Strange doings at my post office box the last few weeks.

My post office box (PO Box 181, NYC, 10185) has been my permanent address for 14 years. I don’t use it as much now as before, but after moving here in 1990 I rented a PO Box because at the time I moved frequently from one apartment or hotel room to the next.

I have had some odd encounters at that Post Office Box.

Most recently, I and another gentleman were sorting our mail when a woman talking into her cell phone yelled “I HAVE TO GET AN ABORTION. I CAN’T HAVE A BABY! I’M 62 YEARS OLD.”

I might get in trouble for saying this, but I laughed.
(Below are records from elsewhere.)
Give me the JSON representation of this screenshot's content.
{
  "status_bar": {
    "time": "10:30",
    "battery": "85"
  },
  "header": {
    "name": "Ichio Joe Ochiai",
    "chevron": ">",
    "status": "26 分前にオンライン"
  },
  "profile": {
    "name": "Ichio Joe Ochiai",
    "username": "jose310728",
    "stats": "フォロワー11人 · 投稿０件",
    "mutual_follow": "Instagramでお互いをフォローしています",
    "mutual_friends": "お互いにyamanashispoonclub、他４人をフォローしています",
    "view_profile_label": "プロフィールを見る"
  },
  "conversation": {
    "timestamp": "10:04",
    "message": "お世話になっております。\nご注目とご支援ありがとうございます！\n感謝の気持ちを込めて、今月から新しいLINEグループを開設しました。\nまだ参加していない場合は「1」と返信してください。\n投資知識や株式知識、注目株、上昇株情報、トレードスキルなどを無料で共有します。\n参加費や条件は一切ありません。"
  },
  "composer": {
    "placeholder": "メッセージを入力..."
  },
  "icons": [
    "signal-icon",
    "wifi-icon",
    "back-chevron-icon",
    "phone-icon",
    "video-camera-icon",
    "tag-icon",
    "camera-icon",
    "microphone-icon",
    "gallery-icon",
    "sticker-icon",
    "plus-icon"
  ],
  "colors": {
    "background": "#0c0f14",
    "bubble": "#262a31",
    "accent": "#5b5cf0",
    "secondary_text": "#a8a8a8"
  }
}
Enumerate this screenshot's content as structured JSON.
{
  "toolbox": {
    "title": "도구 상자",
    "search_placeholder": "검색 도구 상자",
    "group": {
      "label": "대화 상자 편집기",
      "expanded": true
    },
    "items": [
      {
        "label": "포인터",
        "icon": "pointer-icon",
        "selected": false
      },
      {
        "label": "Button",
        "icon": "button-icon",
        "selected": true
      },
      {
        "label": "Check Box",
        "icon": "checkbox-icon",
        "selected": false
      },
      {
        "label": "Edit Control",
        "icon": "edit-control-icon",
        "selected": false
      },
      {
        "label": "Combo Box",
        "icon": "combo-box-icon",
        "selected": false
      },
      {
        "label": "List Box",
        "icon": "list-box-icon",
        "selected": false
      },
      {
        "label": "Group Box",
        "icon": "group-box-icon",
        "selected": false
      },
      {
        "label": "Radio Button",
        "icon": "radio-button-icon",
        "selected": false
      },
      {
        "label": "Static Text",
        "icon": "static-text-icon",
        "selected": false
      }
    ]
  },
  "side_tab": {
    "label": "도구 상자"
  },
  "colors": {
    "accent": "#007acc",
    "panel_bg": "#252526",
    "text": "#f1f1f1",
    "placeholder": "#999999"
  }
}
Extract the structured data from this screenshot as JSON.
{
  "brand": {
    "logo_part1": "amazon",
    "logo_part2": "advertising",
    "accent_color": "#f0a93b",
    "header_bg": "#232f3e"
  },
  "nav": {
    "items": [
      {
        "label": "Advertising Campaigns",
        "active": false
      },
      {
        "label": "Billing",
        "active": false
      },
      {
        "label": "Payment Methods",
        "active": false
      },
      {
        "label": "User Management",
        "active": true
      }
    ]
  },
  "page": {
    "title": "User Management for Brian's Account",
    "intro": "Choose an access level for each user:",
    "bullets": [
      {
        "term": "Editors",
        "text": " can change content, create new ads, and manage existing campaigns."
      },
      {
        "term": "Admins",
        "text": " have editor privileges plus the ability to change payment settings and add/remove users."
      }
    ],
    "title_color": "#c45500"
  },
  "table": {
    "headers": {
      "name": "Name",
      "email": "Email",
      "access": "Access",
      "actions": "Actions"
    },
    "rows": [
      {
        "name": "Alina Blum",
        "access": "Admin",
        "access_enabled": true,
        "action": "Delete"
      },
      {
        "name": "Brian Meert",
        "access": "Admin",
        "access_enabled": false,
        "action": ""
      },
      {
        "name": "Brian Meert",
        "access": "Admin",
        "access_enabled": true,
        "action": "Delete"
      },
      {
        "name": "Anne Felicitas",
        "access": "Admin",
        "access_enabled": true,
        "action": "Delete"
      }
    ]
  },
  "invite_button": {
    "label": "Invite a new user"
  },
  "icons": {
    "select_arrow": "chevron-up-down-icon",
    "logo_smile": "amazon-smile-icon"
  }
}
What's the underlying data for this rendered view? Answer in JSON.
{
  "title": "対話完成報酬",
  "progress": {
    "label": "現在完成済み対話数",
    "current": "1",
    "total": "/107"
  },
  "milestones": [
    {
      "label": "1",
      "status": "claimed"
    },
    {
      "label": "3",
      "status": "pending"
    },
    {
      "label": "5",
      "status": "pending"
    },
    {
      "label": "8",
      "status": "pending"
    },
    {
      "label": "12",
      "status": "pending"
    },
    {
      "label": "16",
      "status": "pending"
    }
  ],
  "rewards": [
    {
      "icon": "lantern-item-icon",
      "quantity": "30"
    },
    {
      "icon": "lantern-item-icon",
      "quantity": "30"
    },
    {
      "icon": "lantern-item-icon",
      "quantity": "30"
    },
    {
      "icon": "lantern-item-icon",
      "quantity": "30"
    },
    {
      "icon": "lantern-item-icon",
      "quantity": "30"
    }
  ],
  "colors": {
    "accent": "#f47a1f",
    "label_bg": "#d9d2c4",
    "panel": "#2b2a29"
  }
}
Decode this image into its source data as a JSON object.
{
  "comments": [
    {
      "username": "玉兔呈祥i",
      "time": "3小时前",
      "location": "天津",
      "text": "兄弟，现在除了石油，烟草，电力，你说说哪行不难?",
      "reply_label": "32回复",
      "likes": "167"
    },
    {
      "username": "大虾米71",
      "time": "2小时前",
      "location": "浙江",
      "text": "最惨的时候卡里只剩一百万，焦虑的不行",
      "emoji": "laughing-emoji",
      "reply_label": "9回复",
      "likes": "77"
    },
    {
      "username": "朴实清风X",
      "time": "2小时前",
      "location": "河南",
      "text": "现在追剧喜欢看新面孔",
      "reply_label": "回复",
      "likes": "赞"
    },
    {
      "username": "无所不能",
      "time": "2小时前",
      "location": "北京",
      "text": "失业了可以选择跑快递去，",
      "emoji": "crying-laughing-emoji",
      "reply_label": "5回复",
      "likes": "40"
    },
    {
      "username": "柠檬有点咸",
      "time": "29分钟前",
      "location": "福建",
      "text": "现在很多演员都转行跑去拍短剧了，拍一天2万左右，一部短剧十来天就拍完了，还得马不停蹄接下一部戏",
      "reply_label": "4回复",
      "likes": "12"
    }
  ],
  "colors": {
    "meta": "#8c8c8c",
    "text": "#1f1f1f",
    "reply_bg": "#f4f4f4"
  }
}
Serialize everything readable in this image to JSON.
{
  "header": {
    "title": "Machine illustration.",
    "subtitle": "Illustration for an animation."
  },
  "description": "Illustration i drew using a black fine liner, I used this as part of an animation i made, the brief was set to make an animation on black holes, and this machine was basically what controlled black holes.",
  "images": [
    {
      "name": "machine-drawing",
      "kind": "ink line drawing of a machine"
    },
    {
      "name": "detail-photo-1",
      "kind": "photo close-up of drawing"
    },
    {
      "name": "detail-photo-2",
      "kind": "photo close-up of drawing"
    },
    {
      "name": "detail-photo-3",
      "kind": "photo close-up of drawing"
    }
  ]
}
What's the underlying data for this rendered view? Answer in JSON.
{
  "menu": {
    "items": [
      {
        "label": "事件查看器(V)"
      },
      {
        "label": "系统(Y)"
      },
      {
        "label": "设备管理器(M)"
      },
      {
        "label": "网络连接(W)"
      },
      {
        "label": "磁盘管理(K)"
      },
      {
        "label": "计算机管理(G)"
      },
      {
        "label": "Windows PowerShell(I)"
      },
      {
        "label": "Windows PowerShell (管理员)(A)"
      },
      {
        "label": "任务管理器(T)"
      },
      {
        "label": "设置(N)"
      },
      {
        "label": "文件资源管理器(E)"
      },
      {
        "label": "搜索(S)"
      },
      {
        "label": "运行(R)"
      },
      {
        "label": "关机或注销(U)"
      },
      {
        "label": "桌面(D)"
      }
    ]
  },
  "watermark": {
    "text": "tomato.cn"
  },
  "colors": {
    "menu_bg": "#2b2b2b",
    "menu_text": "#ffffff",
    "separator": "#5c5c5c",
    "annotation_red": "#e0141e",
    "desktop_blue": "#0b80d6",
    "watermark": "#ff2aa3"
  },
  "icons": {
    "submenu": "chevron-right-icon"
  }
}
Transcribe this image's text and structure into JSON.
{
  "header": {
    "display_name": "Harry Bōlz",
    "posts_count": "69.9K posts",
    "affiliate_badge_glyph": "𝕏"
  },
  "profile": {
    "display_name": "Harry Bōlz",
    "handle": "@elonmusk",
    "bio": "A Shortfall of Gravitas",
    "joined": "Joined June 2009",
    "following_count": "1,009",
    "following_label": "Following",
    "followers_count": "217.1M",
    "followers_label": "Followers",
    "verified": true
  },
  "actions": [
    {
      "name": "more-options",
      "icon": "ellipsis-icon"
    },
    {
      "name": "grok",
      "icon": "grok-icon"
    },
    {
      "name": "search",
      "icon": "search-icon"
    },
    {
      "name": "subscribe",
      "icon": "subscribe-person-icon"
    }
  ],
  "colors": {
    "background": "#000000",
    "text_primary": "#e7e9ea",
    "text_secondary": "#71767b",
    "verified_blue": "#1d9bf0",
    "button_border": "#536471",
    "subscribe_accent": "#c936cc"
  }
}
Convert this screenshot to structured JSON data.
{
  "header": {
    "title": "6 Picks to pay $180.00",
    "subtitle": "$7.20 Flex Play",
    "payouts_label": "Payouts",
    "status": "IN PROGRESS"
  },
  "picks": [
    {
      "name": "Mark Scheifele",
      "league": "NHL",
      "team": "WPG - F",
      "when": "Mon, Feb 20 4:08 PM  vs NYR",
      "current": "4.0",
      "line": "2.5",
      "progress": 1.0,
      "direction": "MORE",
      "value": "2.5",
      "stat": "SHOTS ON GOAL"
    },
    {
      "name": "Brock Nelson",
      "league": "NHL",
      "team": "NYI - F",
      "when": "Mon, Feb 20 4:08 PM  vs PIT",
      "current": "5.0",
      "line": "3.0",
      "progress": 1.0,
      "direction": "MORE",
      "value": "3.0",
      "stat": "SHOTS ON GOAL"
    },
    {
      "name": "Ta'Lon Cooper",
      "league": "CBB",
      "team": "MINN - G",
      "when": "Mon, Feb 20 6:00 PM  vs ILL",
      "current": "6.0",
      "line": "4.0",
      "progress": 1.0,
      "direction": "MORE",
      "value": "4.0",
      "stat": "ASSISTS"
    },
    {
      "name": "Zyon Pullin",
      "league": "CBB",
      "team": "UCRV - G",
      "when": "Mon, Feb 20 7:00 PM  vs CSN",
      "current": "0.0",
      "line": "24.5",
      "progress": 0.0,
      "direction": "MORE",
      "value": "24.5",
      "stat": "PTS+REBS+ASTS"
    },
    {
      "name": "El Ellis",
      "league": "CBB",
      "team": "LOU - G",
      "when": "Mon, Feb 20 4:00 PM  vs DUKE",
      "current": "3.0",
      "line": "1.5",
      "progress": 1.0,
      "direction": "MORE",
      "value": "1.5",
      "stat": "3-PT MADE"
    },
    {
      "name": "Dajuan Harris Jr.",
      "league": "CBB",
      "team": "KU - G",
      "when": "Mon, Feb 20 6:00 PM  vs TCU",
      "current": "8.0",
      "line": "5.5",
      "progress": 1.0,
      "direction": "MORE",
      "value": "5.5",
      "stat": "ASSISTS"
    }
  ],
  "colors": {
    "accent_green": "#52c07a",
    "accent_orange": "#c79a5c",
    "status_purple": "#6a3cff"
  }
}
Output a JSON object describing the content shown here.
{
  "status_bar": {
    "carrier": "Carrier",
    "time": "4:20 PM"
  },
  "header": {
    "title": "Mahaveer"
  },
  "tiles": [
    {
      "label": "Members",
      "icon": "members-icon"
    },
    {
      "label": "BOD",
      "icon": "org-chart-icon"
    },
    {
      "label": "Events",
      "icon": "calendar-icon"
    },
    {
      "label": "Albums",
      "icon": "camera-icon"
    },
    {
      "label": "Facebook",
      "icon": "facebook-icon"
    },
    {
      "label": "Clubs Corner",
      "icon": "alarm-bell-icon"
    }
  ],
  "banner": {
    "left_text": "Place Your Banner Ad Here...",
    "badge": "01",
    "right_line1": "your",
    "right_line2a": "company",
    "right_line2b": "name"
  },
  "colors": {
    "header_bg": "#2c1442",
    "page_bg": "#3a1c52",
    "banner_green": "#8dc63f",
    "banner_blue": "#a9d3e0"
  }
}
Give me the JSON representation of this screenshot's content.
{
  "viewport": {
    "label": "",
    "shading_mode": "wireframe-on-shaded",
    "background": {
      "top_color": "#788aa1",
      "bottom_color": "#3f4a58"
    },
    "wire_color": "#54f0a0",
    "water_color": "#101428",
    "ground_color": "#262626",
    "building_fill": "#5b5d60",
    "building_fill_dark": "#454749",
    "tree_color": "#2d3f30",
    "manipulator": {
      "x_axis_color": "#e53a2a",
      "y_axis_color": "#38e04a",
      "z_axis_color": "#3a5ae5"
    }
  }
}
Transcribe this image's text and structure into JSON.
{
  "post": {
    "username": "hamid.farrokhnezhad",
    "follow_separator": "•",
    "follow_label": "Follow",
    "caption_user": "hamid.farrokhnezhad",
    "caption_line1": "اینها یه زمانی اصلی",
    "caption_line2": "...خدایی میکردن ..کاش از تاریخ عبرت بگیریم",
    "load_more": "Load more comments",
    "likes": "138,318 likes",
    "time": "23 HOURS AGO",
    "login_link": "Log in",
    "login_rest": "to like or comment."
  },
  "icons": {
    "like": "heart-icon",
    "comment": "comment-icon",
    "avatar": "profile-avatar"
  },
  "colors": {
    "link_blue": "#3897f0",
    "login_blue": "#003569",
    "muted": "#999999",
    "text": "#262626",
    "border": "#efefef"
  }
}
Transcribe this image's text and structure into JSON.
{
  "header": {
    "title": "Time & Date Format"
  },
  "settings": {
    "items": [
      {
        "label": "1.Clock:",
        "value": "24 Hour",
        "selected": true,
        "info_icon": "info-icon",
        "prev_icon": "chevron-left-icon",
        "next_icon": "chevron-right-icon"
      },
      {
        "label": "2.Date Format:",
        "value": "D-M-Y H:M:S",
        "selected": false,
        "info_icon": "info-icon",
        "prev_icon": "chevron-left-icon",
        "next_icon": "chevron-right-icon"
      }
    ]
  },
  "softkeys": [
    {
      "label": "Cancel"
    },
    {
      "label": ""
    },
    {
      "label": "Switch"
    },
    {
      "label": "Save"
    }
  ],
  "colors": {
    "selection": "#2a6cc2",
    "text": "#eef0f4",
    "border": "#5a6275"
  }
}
Not at what she said but at the fact she said it, loud and clear and 21st century public.

Another time I stepped up to the pick-up window to get a package. Another person stood waiting for the post office clerk to open the
door. A very tall and basically enormous black man who, in 3 seconds of unsolicited commentary informed me that he was from Ghana and had not been allowed to get his mail for 7 months. He had waited at the package window for quite a while.

The door opened and he talked to the post office clerk. I don’t know what they said, but he was disappointed to have waited “over 42 minutes” at this window for nothing. The clerk told him he needed more paperwork.

He left the post office. I got my parcel from the pick-up window. I took a bus from there (the PO Box is in Rockefeller Center) to the upper east side of Manhattan. I ordered a gyro platter (no onions) at a diner on 1st Avenue and 79th Street. A moment after placing the order that very tall man from Ghana walked in to the diner and sat down. This diner is miles away from PO Box 181, NYC, 10185. It shocked me to see him there, but when he saw me he seemed to think nothing of it. He smiled and shouted “THEY NEED MORE PAPERWORK FOR ME TO GET MY MAIL!”

I sat at the counter, giving me a ludicrous feeling of importance simply because the seats at the counter are higher than the seats at the tables.

The strange doings of late at my PO Box started a few weeks ago when I paid the annual $48 fee. The post office still had the same information about me that I gave them in 1991. Florida drivers license, an NYC address from Washington Heights/Inwood, my emergency contact was my friend from college who in 1991 lived in Philadephia. It surprised me to discover that after 14 years this was what they had on me, but the post office moves slowly.

PO Box 181 is in the exact building where anthrax was discovered soon after 9/11, and I remember like yesterday going to get my mail the very day of the anthrax discovery to see the clerks wearing rubber gloves and surgical masks just to hand me a box of DVDs from Amazon.com.

It was strange to learn that I still had paperwork here connecting me to Florida, to Washington Heights, to things that sometimes seem like a
lifetime ago and other times seem like they sit here with me. I wonder if I live mostly in the now and simply move on to the next
adventure, or if I somehow let the paperwork from my PO Box leave me connected to Florida, to Washington Heights, to Philadelphia. And why do I value this PO Box?

Last summer the PO Box section of the post office was closed for asbestos abatement. For a few months PO Box holders had to get their mail from some
room behind some doorway of the concourse at Rockefeller Center. I remember it as somewhere between the mens room and the Rite-Aid.

During that time it was open source mail. Everyone with a PO Box at that center could expect to get everyone else’s mail. I learned the names of so many of my fellow PO Boxers. Commenting to the post office clerks about how you hadn’t received an important piece of mail earned laughter. “We’re still working out the kinks!”

I remember walking in to that strange room. Showing photo ID, I was handed the largest stack of mail I’ve ever seen. Hundreds of envelopes, lots of catalogues and crap, none of it addressed to me.

When the post office re-opened my box 181, my permanent address in New York, had been moved a few feet to the left. Today I walk in to that room expecting PO Box 181 to be where it used to be from 1991 to 2004. But it is a few feet moved over to the left. I can’t get used to it.